= Hanna Bohman =

Canadian former model

Hanna Bohman is a Canadian former model who decided to travel to Syria to become a fighter with the Kurdish Women's Protection Units (YPJ).

She decided to join the Kurdish forces in Syria after watching a propaganda video of the Islamic State of Iraq and the Levant (ISIS) featuring Canadian John Maguire. He had gone to fight for the militant group and appeared in propaganda videos to incite Canadians to launch attacks in their own country. Bohman told Vice that she also wanted to do something useful with her life after surviving a near fatal motorcycle accident. She told them that "I had wasted so much of my life trying to make a living, that I hadn't actually started to live. Fighting the Satanic State and being part of the revolution in Rojava is a dream come true. Not that I dreamed of killing people, but that I am now truly useful."

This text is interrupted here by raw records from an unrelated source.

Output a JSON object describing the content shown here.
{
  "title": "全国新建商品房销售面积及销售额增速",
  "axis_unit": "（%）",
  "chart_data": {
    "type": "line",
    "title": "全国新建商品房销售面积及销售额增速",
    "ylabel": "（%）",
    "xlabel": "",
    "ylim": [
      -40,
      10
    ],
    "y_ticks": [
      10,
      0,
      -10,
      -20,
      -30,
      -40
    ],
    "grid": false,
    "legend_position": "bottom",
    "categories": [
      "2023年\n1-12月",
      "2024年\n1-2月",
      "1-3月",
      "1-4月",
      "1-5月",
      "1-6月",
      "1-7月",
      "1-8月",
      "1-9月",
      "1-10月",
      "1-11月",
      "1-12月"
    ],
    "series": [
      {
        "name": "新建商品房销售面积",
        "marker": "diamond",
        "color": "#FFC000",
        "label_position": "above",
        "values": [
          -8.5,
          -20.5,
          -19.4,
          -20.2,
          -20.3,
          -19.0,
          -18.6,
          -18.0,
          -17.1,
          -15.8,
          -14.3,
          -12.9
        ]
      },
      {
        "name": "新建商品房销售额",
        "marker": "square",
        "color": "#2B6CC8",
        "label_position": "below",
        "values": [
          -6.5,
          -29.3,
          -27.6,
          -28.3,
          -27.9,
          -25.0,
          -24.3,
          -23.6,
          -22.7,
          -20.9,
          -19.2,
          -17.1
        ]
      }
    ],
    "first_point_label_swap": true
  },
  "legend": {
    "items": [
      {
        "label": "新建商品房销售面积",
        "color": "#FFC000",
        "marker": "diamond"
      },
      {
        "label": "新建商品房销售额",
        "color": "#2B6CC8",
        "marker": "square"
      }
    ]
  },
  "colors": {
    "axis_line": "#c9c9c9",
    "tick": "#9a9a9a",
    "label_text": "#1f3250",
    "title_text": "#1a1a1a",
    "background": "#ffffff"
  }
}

A former model with A.B.C., she told the channel CTV Vancouver that "I needed to do something with my life. I was bored. I didn't feel like I had done anything that I felt was really important". She was smuggled into the country and decided to join the YPJ because she felt they were fighting for women's rights in the region.

Bohman's nom de guerre is Tiger Sun. She worked for a defensive unit of the YPJ in 2015 before returning to Canada after suffering from malnutrition. But she soon decided to return to Rojava.

Bohman took part in the battle of Tel Abyad, Tel Tamir and Suluk in 2015.

In an interview of June 2017, she told the BBC that her intention was to help fight for women's rights in the Middle East. In 2017, a documentary called Fear Us Women was released telling the story of her experiences with the YPJ.